1) Memory corruption is still the most effective strategy for offense, but it’s advantages are eroding
2) Increasingly, offense will replace memory corruption components with other logic flaws
3) Defensive profits by improved detection facilities as a result of less powerful offensive toolkits, and moving to the cloud
The old adage “Defense needs to be right every time, offense only needs to be right once” will possibly be inverted!
Mark gave the keynote at HackInTheBox Singapore recently, and gave his predictions for the coming changes to cybersecurity in the future.
Due to the event, this is mostly focused on the security researcher and device vulnerability community. His argument that unsafe memory operations are getting increasingly hard to find and exploit, and that this will cause a pivot to cryptographic vulnerabilities seems to hold up. We’ve seen a number of fairly major vulnerabilities recently, and cryptography is notoriously hard to do right. Given the aim of most offensive security researchers is to run executable code, expect the first targets to be anything that signs code or code updates.

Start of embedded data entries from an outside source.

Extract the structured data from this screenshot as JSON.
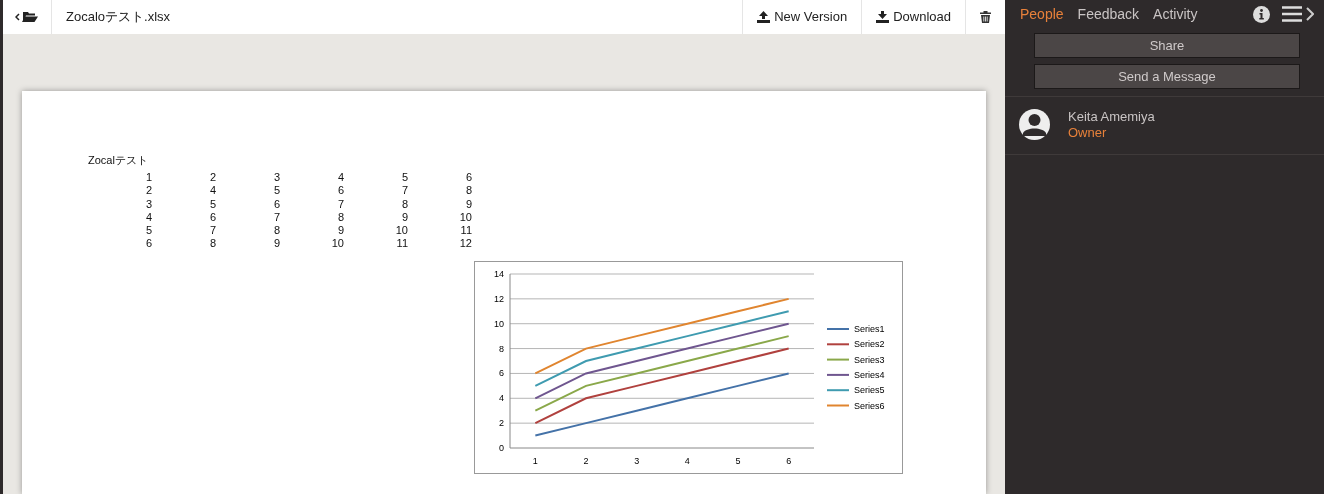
{
  "toolbar": {
    "file_name": "Zocaloテスト.xlsx",
    "buttons": [
      {
        "kind": "upload",
        "label": "New Version"
      },
      {
        "kind": "download",
        "label": "Download"
      },
      {
        "kind": "delete"
      }
    ]
  },
  "sheet": {
    "title": "Zocalテスト",
    "rows": [
      [
        "1",
        "2",
        "3",
        "4",
        "5",
        "6"
      ],
      [
        "2",
        "4",
        "5",
        "6",
        "7",
        "8"
      ],
      [
        "3",
        "5",
        "6",
        "7",
        "8",
        "9"
      ],
      [
        "4",
        "6",
        "7",
        "8",
        "9",
        "10"
      ],
      [
        "5",
        "7",
        "8",
        "9",
        "10",
        "11"
      ],
      [
        "6",
        "8",
        "9",
        "10",
        "11",
        "12"
      ]
    ],
    "chart_data": {
      "type": "line",
      "grid": true,
      "legend": true,
      "categories": [
        "1",
        "2",
        "3",
        "4",
        "5",
        "6"
      ],
      "ylim": [
        0,
        14
      ],
      "yticks": [
        0,
        2,
        4,
        6,
        8,
        10,
        12,
        14
      ],
      "series": [
        {
          "name": "Series1",
          "color": "#4472a8",
          "values": [
            1,
            2,
            3,
            4,
            5,
            6
          ]
        },
        {
          "name": "Series2",
          "color": "#b0413e",
          "values": [
            2,
            4,
            5,
            6,
            7,
            8
          ]
        },
        {
          "name": "Series3",
          "color": "#8aa84a",
          "values": [
            3,
            5,
            6,
            7,
            8,
            9
          ]
        },
        {
          "name": "Series4",
          "color": "#6f568f",
          "values": [
            4,
            6,
            7,
            8,
            9,
            10
          ]
        },
        {
          "name": "Series5",
          "color": "#3f9bb0",
          "values": [
            5,
            7,
            8,
            9,
            10,
            11
          ]
        },
        {
          "name": "Series6",
          "color": "#e0852f",
          "values": [
            6,
            8,
            9,
            10,
            11,
            12
          ]
        }
      ]
    }
  },
  "sidebar": {
    "tabs": [
      {
        "label": "People",
        "selected": true
      },
      {
        "label": "Feedback",
        "selected": false
      },
      {
        "label": "Activity",
        "selected": false
      }
    ],
    "buttons": [
      "Share",
      "Send a Message"
    ],
    "people": [
      {
        "name": "Keita Amemiya",
        "role": "Owner"
      }
    ]
  }
}
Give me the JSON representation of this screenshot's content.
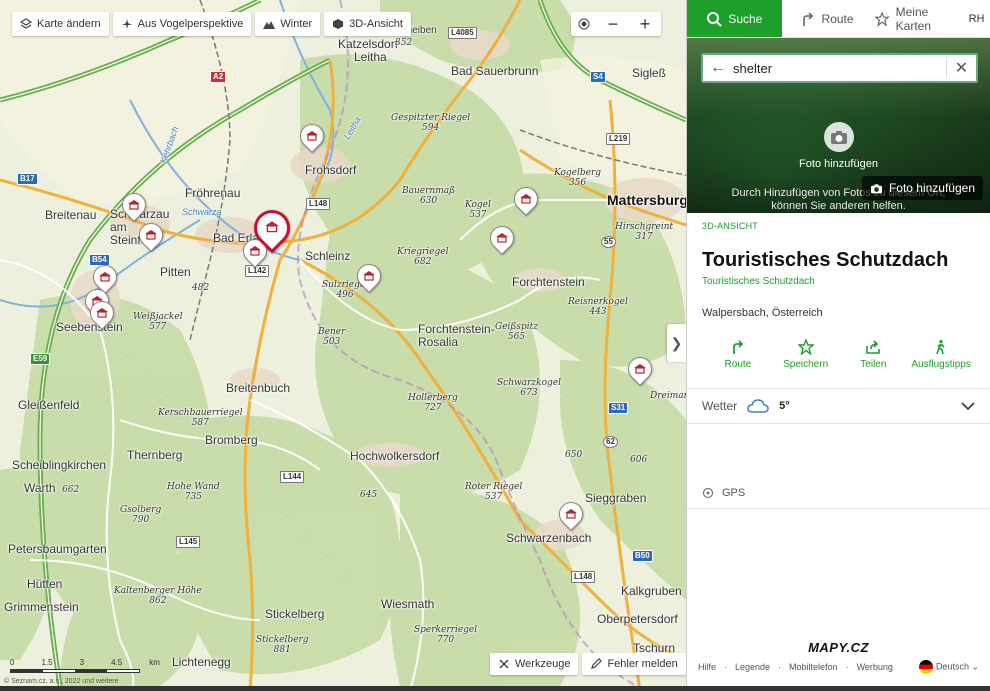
{
  "map": {
    "toolbar": {
      "change_map": "Karte ändern",
      "aerial": "Aus Vogelperspektive",
      "winter": "Winter",
      "view3d": "3D-Ansicht"
    },
    "zoom_in": "+",
    "zoom_out": "−",
    "tools_label": "Werkzeuge",
    "report_label": "Fehler melden",
    "scale": {
      "labels": [
        "0",
        "1.5",
        "3",
        "4.5",
        "km"
      ]
    },
    "copyright": "© Seznam.cz, a.s., 2022 und weitere",
    "places": [
      {
        "name": "Katzelsdorf",
        "type": "town"
      },
      {
        "name": "Leitha",
        "type": "town"
      },
      {
        "name": "Scheiben",
        "type": "town"
      },
      {
        "name": "Bad Sauerbrunn",
        "type": "town"
      },
      {
        "name": "Sigleß",
        "type": "town"
      },
      {
        "name": "Fröhrenau",
        "type": "town"
      },
      {
        "name": "Frohsdorf",
        "type": "town"
      },
      {
        "name": "Breitenau",
        "type": "town"
      },
      {
        "name": "Schwarzau am Steinfeld",
        "type": "town"
      },
      {
        "name": "Bad Erlach",
        "type": "town"
      },
      {
        "name": "Schleinz",
        "type": "town"
      },
      {
        "name": "Pitten",
        "type": "town"
      },
      {
        "name": "Seebenstein",
        "type": "town"
      },
      {
        "name": "Forchtenstein",
        "type": "town"
      },
      {
        "name": "Forchtenstein-Rosalia",
        "type": "town"
      },
      {
        "name": "Mattersburg",
        "type": "city"
      },
      {
        "name": "Breitenbuch",
        "type": "town"
      },
      {
        "name": "Gleißenfeld",
        "type": "town"
      },
      {
        "name": "Bromberg",
        "type": "town"
      },
      {
        "name": "Thernberg",
        "type": "town"
      },
      {
        "name": "Scheiblingkirchen",
        "type": "town"
      },
      {
        "name": "Hochwolkersdorf",
        "type": "town"
      },
      {
        "name": "Warth",
        "type": "town"
      },
      {
        "name": "Sieggraben",
        "type": "town"
      },
      {
        "name": "Schwarzenbach",
        "type": "town"
      },
      {
        "name": "Petersbaumgarten",
        "type": "town"
      },
      {
        "name": "Hütten",
        "type": "town"
      },
      {
        "name": "Grimmenstein",
        "type": "town"
      },
      {
        "name": "Stickelberg",
        "type": "town"
      },
      {
        "name": "Wiesmath",
        "type": "town"
      },
      {
        "name": "Kalkgruben",
        "type": "town"
      },
      {
        "name": "Oberpetersdorf",
        "type": "town"
      },
      {
        "name": "Lichtenegg",
        "type": "town"
      },
      {
        "name": "Tschurn",
        "type": "town"
      },
      {
        "name": "Bad Erlach",
        "type": "town"
      }
    ],
    "peaks": [
      {
        "name": "",
        "elev": "352"
      },
      {
        "name": "Gespitzter Riegel",
        "elev": "594"
      },
      {
        "name": "Bauernmaß",
        "elev": "630"
      },
      {
        "name": "Kogel",
        "elev": "537"
      },
      {
        "name": "Kogelberg",
        "elev": "356"
      },
      {
        "name": "Hirschgreint",
        "elev": "317"
      },
      {
        "name": "Kriegriegel",
        "elev": "682"
      },
      {
        "name": "Sulzriegel",
        "elev": "496"
      },
      {
        "name": "",
        "elev": "482"
      },
      {
        "name": "Weißjackel",
        "elev": "577"
      },
      {
        "name": "Bener",
        "elev": "503"
      },
      {
        "name": "Geißspitz",
        "elev": "565"
      },
      {
        "name": "Reisnerkogel",
        "elev": "443"
      },
      {
        "name": "Schwarzkogel",
        "elev": "673"
      },
      {
        "name": "Hollerberg",
        "elev": "727"
      },
      {
        "name": "Kerschbauerriegel",
        "elev": "587"
      },
      {
        "name": "Hohe Wand",
        "elev": "735"
      },
      {
        "name": "Gsolberg",
        "elev": "790"
      },
      {
        "name": "",
        "elev": "662"
      },
      {
        "name": "",
        "elev": "645"
      },
      {
        "name": "Roter Riegel",
        "elev": "537"
      },
      {
        "name": "",
        "elev": "650"
      },
      {
        "name": "",
        "elev": "606"
      },
      {
        "name": "Kaltenberger Höhe",
        "elev": "862"
      },
      {
        "name": "Sperkerriegel",
        "elev": "770"
      },
      {
        "name": "Stickelberg",
        "elev": "881"
      },
      {
        "name": "Dreimarkstein",
        "elev": ""
      }
    ],
    "rivers": [
      "Leitha",
      "Kehrbach",
      "Schwarza"
    ],
    "shields": [
      "L4085",
      "S4",
      "L219",
      "A2",
      "L148",
      "B17",
      "B54",
      "L142",
      "E59",
      "S31",
      "L144",
      "L145",
      "B50",
      "L148",
      "55",
      "62"
    ]
  },
  "panel": {
    "tabs": {
      "search": "Suche",
      "route": "Route",
      "my_maps": "Meine Karten",
      "avatar": "RH"
    },
    "search": {
      "value": "shelter",
      "placeholder": "Suche"
    },
    "photo": {
      "add_title": "Foto hinzufügen",
      "hint_line1": "Durch Hinzufügen von Fotos zu diesem Ort,",
      "hint_line2": "können Sie anderen helfen.",
      "add_button": "Foto hinzufügen"
    },
    "kicker": "3D-ANSICHT",
    "title": "Touristisches Schutzdach",
    "subtitle": "Touristisches Schutzdach",
    "address": "Walpersbach, Österreich",
    "actions": [
      {
        "label": "Route",
        "icon": "route-icon"
      },
      {
        "label": "Speichern",
        "icon": "star-icon"
      },
      {
        "label": "Teilen",
        "icon": "share-icon"
      },
      {
        "label": "Ausflugstipps",
        "icon": "hiker-icon"
      }
    ],
    "weather": {
      "label": "Wetter",
      "temp": "5°"
    },
    "gps": {
      "label": "GPS"
    },
    "footer": {
      "logo": "MAPY.CZ",
      "links": [
        "Hilfe",
        "Legende",
        "Mobiltelefon",
        "Werbung"
      ],
      "language": "Deutsch"
    }
  },
  "colors": {
    "accent": "#1e9e2a",
    "selected_pin": "#c8102e",
    "map_bg": "#eef0de",
    "forest": "#c5dca6"
  }
}
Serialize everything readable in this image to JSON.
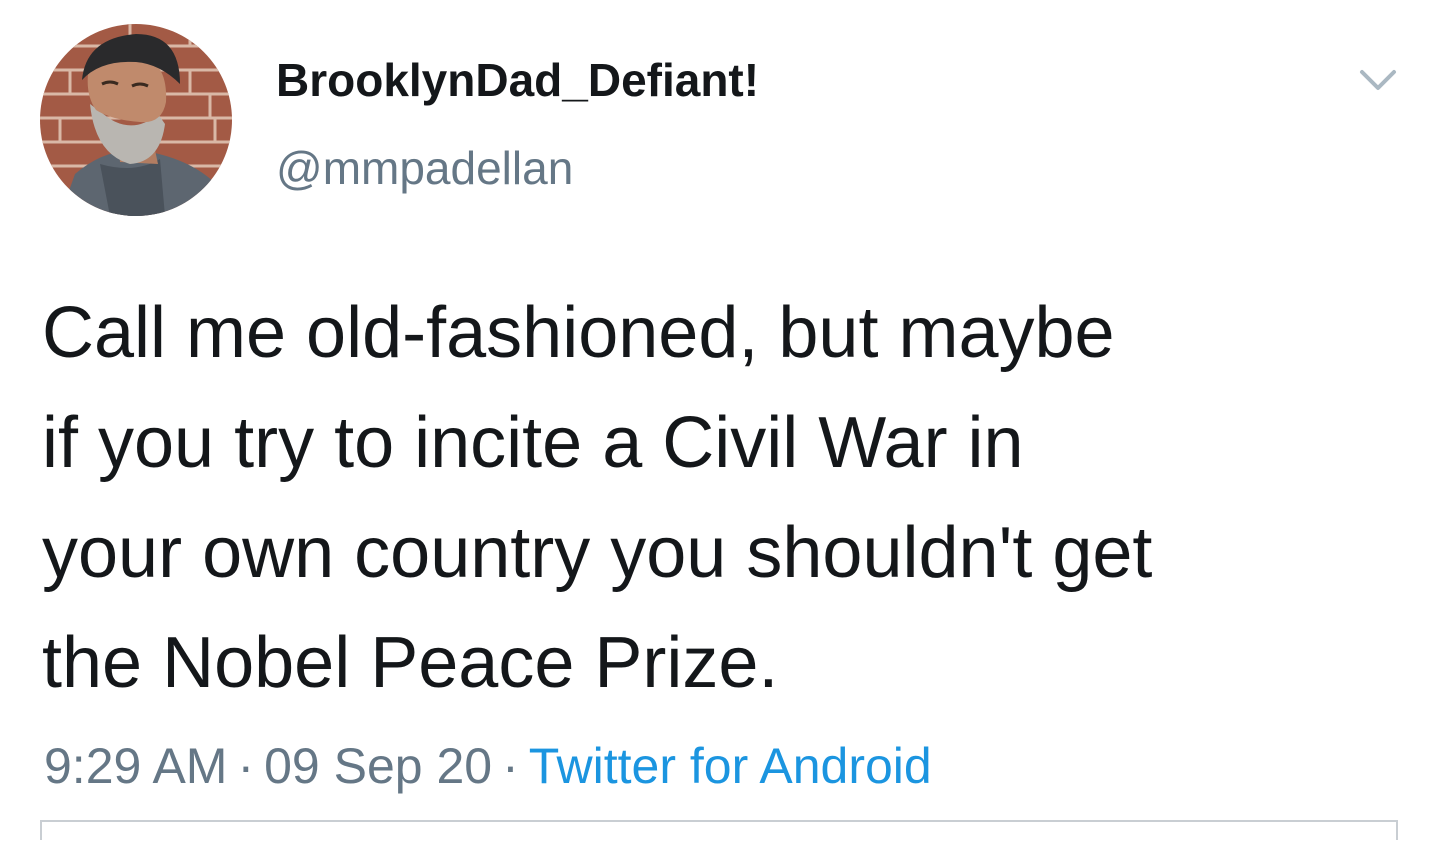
{
  "tweet": {
    "author": {
      "display_name": "BrooklynDad_Defiant!",
      "handle": "@mmpadellan",
      "avatar_icon": "user-avatar-photo"
    },
    "menu_icon": "chevron-down-icon",
    "text_lines": [
      "Call me old-fashioned, but maybe",
      "if you try to incite a Civil War in",
      "your own country you shouldn't get",
      "the Nobel Peace Prize."
    ],
    "meta": {
      "time": "9:29 AM",
      "separator": "·",
      "date": "09 Sep 20",
      "source": "Twitter for Android"
    }
  },
  "colors": {
    "text_primary": "#14171a",
    "text_secondary": "#657786",
    "link": "#1b95e0",
    "chevron": "#aab8c2",
    "divider": "#c9ced3"
  }
}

But traditional cybersecurity mechanisms were not designed to ensure secure configuration or operate at the tempo required to capture the benefits of agility and speed that business leaders expect. As a result, as companies try to capture cloud value, they must adopt new security architectures and processes to protect their cloud workloads. Then cloud migration can increase not only the delivery of business value but also the security of their systems and applications compared with the old on-premises world.
“Security as code” (SaC)1 has been the most effective approach to securing cloud workloads with speed and agility. At this point, most cloud leaders agree that infrastructure as code (IaC) allows them to automate the building of systems in the cloud without error-prone manual configuration. SaC takes this one step further by defining cybersecurity policies and standards programmatically, so they can be referenced automatically in the configuration scripts used to provision cloud systems and systems running in the cloud can be compared with security policies to prevent “drift”
Valuable if your security or executive leadership wont believe you when you tell them you need a security as code programme. Even McKinsey agrees that Security as Code (and relatedly Code as Compliance) are the most robust way to secure modern cloud systems.